Dalam isu ini, sebelum memberikan hukum terhadap perkaranya, perlu kita ketahui niat dari si pengirim dan respon penerima. Dapat kita rangkum sebagai berikut:
Pertama, apabila niat si pengirim adalah untuk mempromosikan produk atau mengedukasi dalam pembuatannya (makanan atau minuman), maka mubah atau boleh.
Kedua, apabila niat si pengirim hanya untuk melontarkan gurauan dan sengaja untuk menggoda orang lain maka hal tersebut makruh hukumnya, bahkan dilarang.
Sebagaimana teori ushul fikih yang menjelaskan bahwa segala perbuatan yang menyebabkan orang lain melakukan yang dilarang, maka hukumnya juga dilarang.
أَنَّ مَا أَدَّى إِلَى الْمَشْرُوْعِ فَهُوَ مَشْرُوْعٌ، وَمَا أَدَّى إِلَى الْمَمْنُوْعِ فهوَ مَمْنُوْعٌ
“Sesungguhnya, setiap media (mubah) yang berujung pada sesuatu yang dianjurkan maka hukumnya juga dianjurkan, dan setiap media yang berujung pada sesuatu yang dilarang maka hukumnya juga dilarang,” (Taisîri ‘Ilmi Ushûlil Fiqhi lil Jadi’, juz II, halaman 58).
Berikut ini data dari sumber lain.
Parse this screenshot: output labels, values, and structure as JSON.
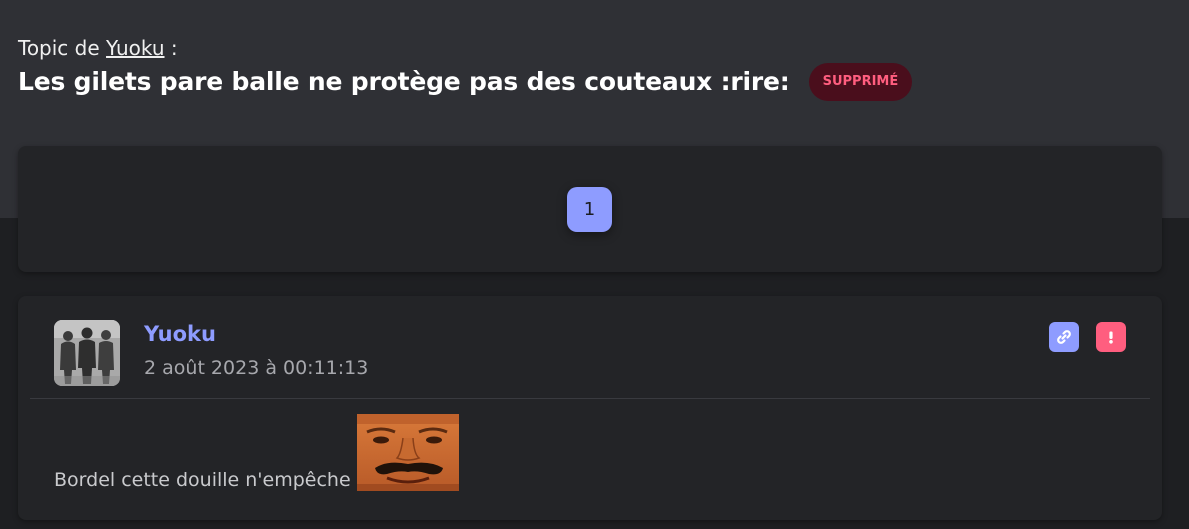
{
  "header": {
    "topic_prefix": "Topic de",
    "author_link": "Yuoku",
    "topic_suffix": " :",
    "title": "Les gilets pare balle ne protège pas des couteaux :rire:",
    "badge": "SUPPRIMÉ"
  },
  "pagination": {
    "current_page": "1"
  },
  "post": {
    "author": "Yuoku",
    "date": "2 août 2023 à 00:11:13",
    "text": "Bordel cette douille n'empêche",
    "icons": [
      "link-icon",
      "report-icon"
    ]
  },
  "colors": {
    "accent": "#8e9cff",
    "danger": "#ff5e7f",
    "badge_bg": "#4a0e1c",
    "card_bg": "#232427"
  }
}
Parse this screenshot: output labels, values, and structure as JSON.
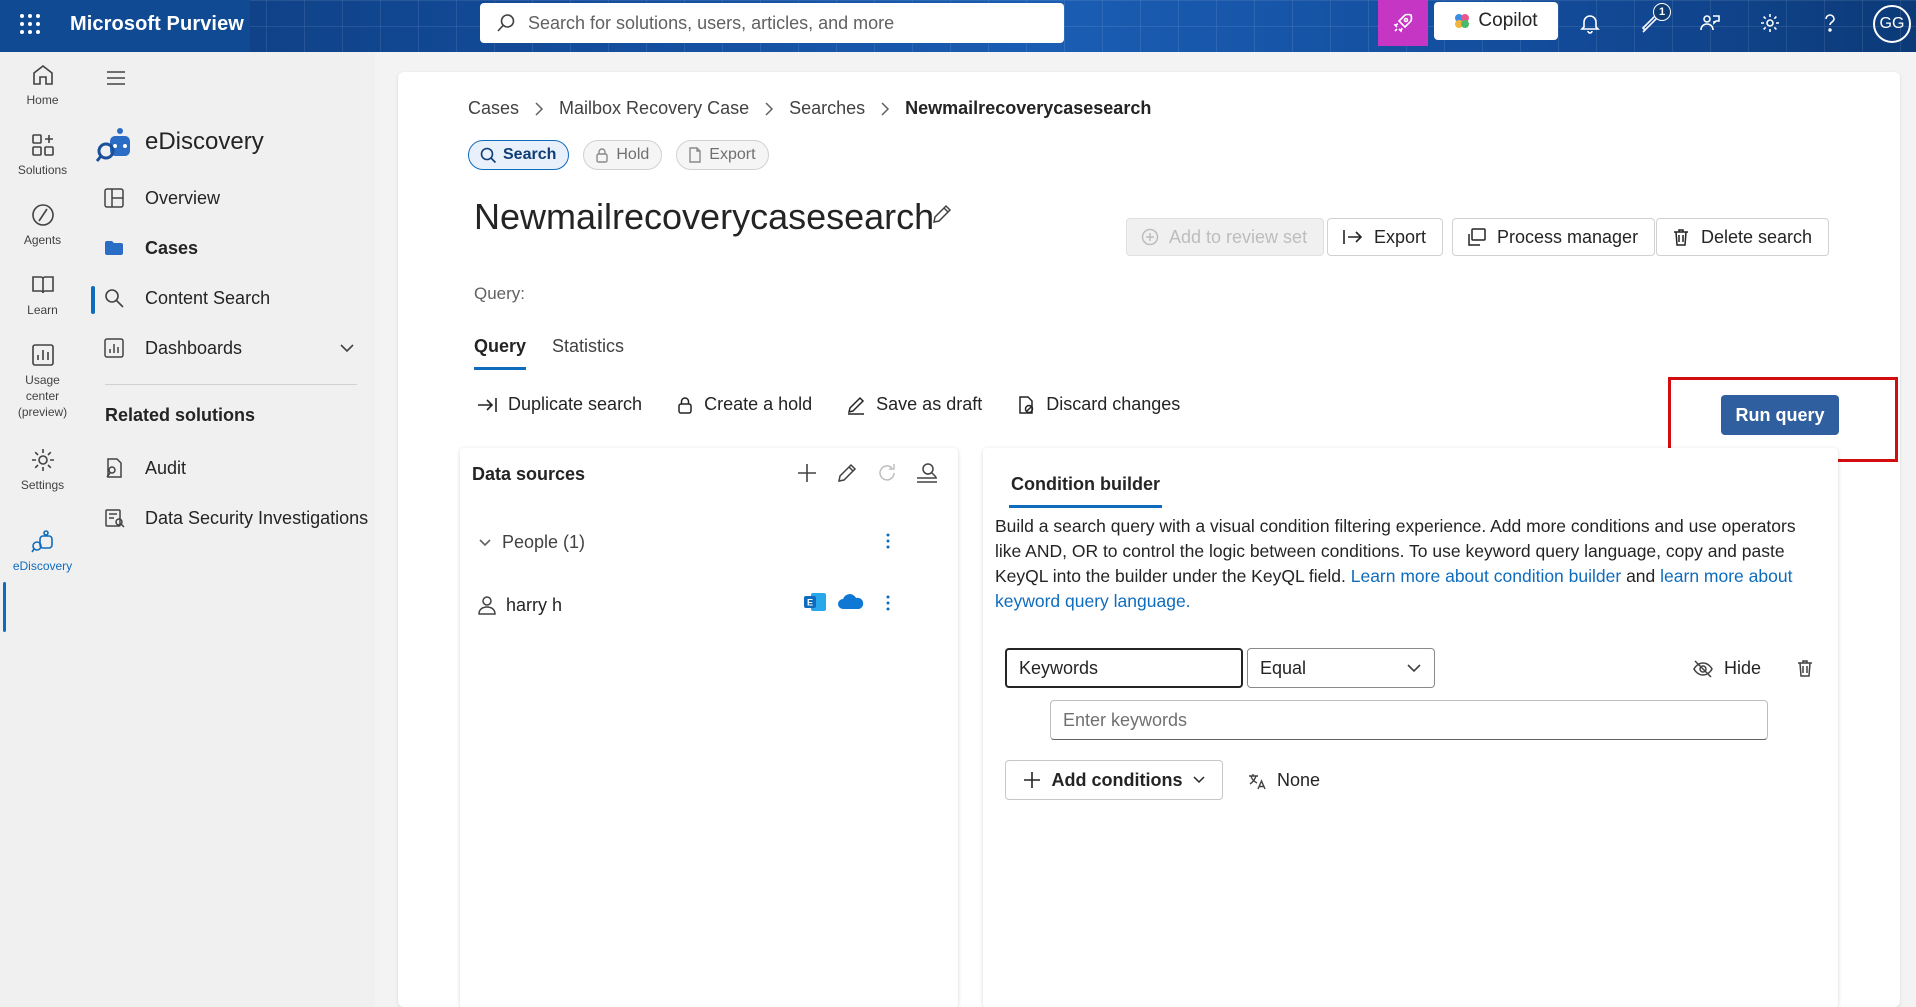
{
  "topbar": {
    "brand": "Microsoft Purview",
    "search_placeholder": "Search for solutions, users, articles, and more",
    "copilot_label": "Copilot",
    "notification_badge": "1",
    "avatar_initials": "GG"
  },
  "rail": {
    "items": [
      {
        "label": "Home"
      },
      {
        "label": "Solutions"
      },
      {
        "label": "Agents"
      },
      {
        "label": "Learn"
      },
      {
        "label": "Usage center (preview)"
      },
      {
        "label": "Settings"
      },
      {
        "label": "eDiscovery"
      }
    ]
  },
  "sidenav": {
    "app_title": "eDiscovery",
    "items": [
      {
        "label": "Overview"
      },
      {
        "label": "Cases"
      },
      {
        "label": "Content Search"
      },
      {
        "label": "Dashboards"
      }
    ],
    "related_title": "Related solutions",
    "related": [
      {
        "label": "Audit"
      },
      {
        "label": "Data Security Investigations"
      }
    ]
  },
  "breadcrumb": [
    "Cases",
    "Mailbox Recovery Case",
    "Searches",
    "Newmailrecoverycasesearch"
  ],
  "pills": [
    {
      "label": "Search"
    },
    {
      "label": "Hold"
    },
    {
      "label": "Export"
    }
  ],
  "page": {
    "title": "Newmailrecoverycasesearch",
    "query_label": "Query:"
  },
  "actions": {
    "add_to_review": "Add to review set",
    "export": "Export",
    "process_manager": "Process manager",
    "delete_search": "Delete search"
  },
  "tabs": [
    {
      "label": "Query"
    },
    {
      "label": "Statistics"
    }
  ],
  "toolbar": {
    "duplicate": "Duplicate search",
    "create_hold": "Create a hold",
    "save_draft": "Save as draft",
    "discard": "Discard changes",
    "run_query": "Run query"
  },
  "data_sources": {
    "title": "Data sources",
    "group": "People (1)",
    "rows": [
      {
        "name": "harry h"
      }
    ]
  },
  "condition_builder": {
    "tab": "Condition builder",
    "desc_text": "Build a search query with a visual condition filtering experience. Add more conditions and use operators like AND, OR to control the logic between conditions. To use keyword query language, copy and paste KeyQL into the builder under the KeyQL field. ",
    "link1": "Learn more about condition builder",
    "desc_and": " and ",
    "link2": "learn more about keyword query language.",
    "field": "Keywords",
    "operator": "Equal",
    "keywords_placeholder": "Enter keywords",
    "hide": "Hide",
    "add_conditions": "Add conditions",
    "none": "None"
  },
  "colors": {
    "accent": "#0f6cbd",
    "run_button": "#2f5f9e",
    "highlight": "#d10d0d",
    "rocket": "#c636c4"
  }
}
Begitu pula bagi tiap individu yang menyimak atau dalam hal ini si penerima stiker, foto atau video makanan dan minuman. Hendaknya dapat mengontrol diri dan menjauhkan diri dari hal yang dapat memicu syahwatnya. Sebagaimana yang termuat dalam kitab Fathul Mu’in dan kitab I’anatu al-Thalibin:
سن (كف) نفس عن طعام فيه شبهة، و (شهوة) مباحة. من مسموع، ومبصر، ومس طيب، وشمه.
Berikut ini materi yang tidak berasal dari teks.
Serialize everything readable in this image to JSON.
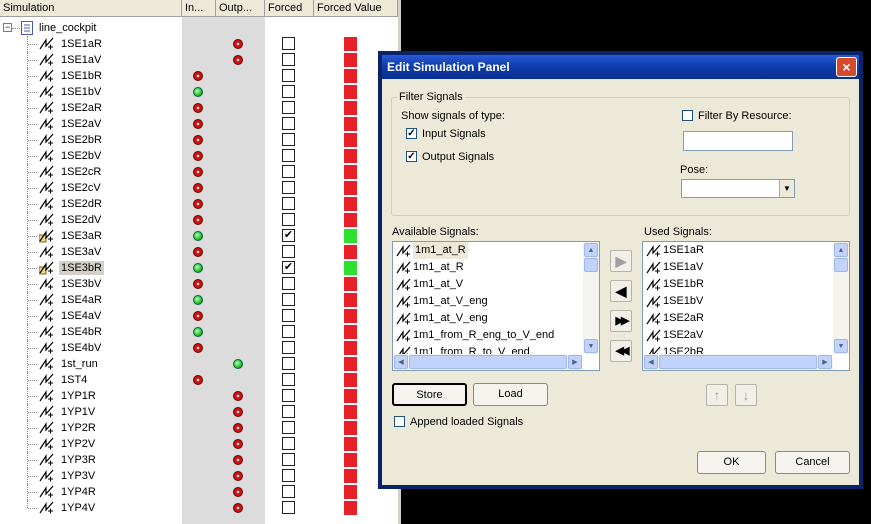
{
  "table": {
    "headers": {
      "simulation": "Simulation",
      "input": "In...",
      "output": "Outp...",
      "forced": "Forced",
      "forced_value": "Forced Value"
    },
    "root": {
      "expander": "−",
      "label": "line_cockpit"
    },
    "rows": [
      {
        "label": "1SE1aR",
        "input": "",
        "output": "red",
        "forced": false,
        "value": "red"
      },
      {
        "label": "1SE1aV",
        "input": "",
        "output": "red",
        "forced": false,
        "value": "red"
      },
      {
        "label": "1SE1bR",
        "input": "red",
        "output": "",
        "forced": false,
        "value": "red"
      },
      {
        "label": "1SE1bV",
        "input": "green",
        "output": "",
        "forced": false,
        "value": "red"
      },
      {
        "label": "1SE2aR",
        "input": "red",
        "output": "",
        "forced": false,
        "value": "red"
      },
      {
        "label": "1SE2aV",
        "input": "red",
        "output": "",
        "forced": false,
        "value": "red"
      },
      {
        "label": "1SE2bR",
        "input": "red",
        "output": "",
        "forced": false,
        "value": "red"
      },
      {
        "label": "1SE2bV",
        "input": "red",
        "output": "",
        "forced": false,
        "value": "red"
      },
      {
        "label": "1SE2cR",
        "input": "red",
        "output": "",
        "forced": false,
        "value": "red"
      },
      {
        "label": "1SE2cV",
        "input": "red",
        "output": "",
        "forced": false,
        "value": "red"
      },
      {
        "label": "1SE2dR",
        "input": "red",
        "output": "",
        "forced": false,
        "value": "red"
      },
      {
        "label": "1SE2dV",
        "input": "red",
        "output": "",
        "forced": false,
        "value": "red"
      },
      {
        "label": "1SE3aR",
        "input": "green",
        "output": "",
        "forced": true,
        "value": "green",
        "locked": true
      },
      {
        "label": "1SE3aV",
        "input": "red",
        "output": "",
        "forced": false,
        "value": "red"
      },
      {
        "label": "1SE3bR",
        "input": "green",
        "output": "",
        "forced": true,
        "value": "green",
        "locked": true,
        "selected": true
      },
      {
        "label": "1SE3bV",
        "input": "red",
        "output": "",
        "forced": false,
        "value": "red"
      },
      {
        "label": "1SE4aR",
        "input": "green",
        "output": "",
        "forced": false,
        "value": "red"
      },
      {
        "label": "1SE4aV",
        "input": "red",
        "output": "",
        "forced": false,
        "value": "red"
      },
      {
        "label": "1SE4bR",
        "input": "green",
        "output": "",
        "forced": false,
        "value": "red"
      },
      {
        "label": "1SE4bV",
        "input": "red",
        "output": "",
        "forced": false,
        "value": "red"
      },
      {
        "label": "1st_run",
        "input": "",
        "output": "green",
        "forced": false,
        "value": "red"
      },
      {
        "label": "1ST4",
        "input": "red",
        "output": "",
        "forced": false,
        "value": "red"
      },
      {
        "label": "1YP1R",
        "input": "",
        "output": "red",
        "forced": false,
        "value": "red"
      },
      {
        "label": "1YP1V",
        "input": "",
        "output": "red",
        "forced": false,
        "value": "red"
      },
      {
        "label": "1YP2R",
        "input": "",
        "output": "red",
        "forced": false,
        "value": "red"
      },
      {
        "label": "1YP2V",
        "input": "",
        "output": "red",
        "forced": false,
        "value": "red"
      },
      {
        "label": "1YP3R",
        "input": "",
        "output": "red",
        "forced": false,
        "value": "red"
      },
      {
        "label": "1YP3V",
        "input": "",
        "output": "red",
        "forced": false,
        "value": "red"
      },
      {
        "label": "1YP4R",
        "input": "",
        "output": "red",
        "forced": false,
        "value": "red"
      },
      {
        "label": "1YP4V",
        "input": "",
        "output": "red",
        "forced": false,
        "value": "red"
      }
    ]
  },
  "dialog": {
    "title": "Edit Simulation Panel",
    "close": "×",
    "filter": {
      "legend": "Filter Signals",
      "show_label": "Show signals of type:",
      "input_signals": {
        "label": "Input Signals",
        "checked": true
      },
      "output_signals": {
        "label": "Output Signals",
        "checked": true
      },
      "filter_by_resource": {
        "label": "Filter By Resource:",
        "checked": false,
        "value": ""
      },
      "pose": {
        "label": "Pose:",
        "value": ""
      }
    },
    "available": {
      "label": "Available Signals:",
      "items": [
        "1m1_at_R",
        "1m1_at_R",
        "1m1_at_V",
        "1m1_at_V_eng",
        "1m1_at_V_eng",
        "1m1_from_R_eng_to_V_end",
        "1m1_from_R_to_V_end"
      ]
    },
    "used": {
      "label": "Used Signals:",
      "items": [
        "1SE1aR",
        "1SE1aV",
        "1SE1bR",
        "1SE1bV",
        "1SE2aR",
        "1SE2aV",
        "1SE2bR"
      ]
    },
    "arrows": {
      "add": "▶",
      "remove": "◀",
      "add_all": "▶▶",
      "remove_all": "◀◀",
      "up": "↑",
      "down": "↓"
    },
    "store": "Store",
    "load": "Load",
    "append": {
      "label": "Append loaded Signals",
      "checked": false
    },
    "ok": "OK",
    "cancel": "Cancel"
  },
  "colors": {
    "red": "#e8202a",
    "green": "#30e030",
    "titlebar": "#0a3ba8"
  }
}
Artinya, “Sunah menyingkirkan makanan yang syubhat dan menahan diri dari menuruti kehendak hawa nafsu yang mubah, baik berupa suara, pandangan mata dan menyentuh atau menghirup wewangian.”
Sejatinya, puasa Ramadhan dapat kita analogikan sebagai rem depan pada motor. Yang mana akan menahan kita untuk menghindari hal-hal yang tidak bermanfaat dan buruk. Namun perlu juga adanya sinergi dari rem belakang yang bersumber dari diri tiap individu, agar lajunya lebih stabil dalam memilih jalan yang baik. Sehingga terhindar dari terjalnya jalan keburukan.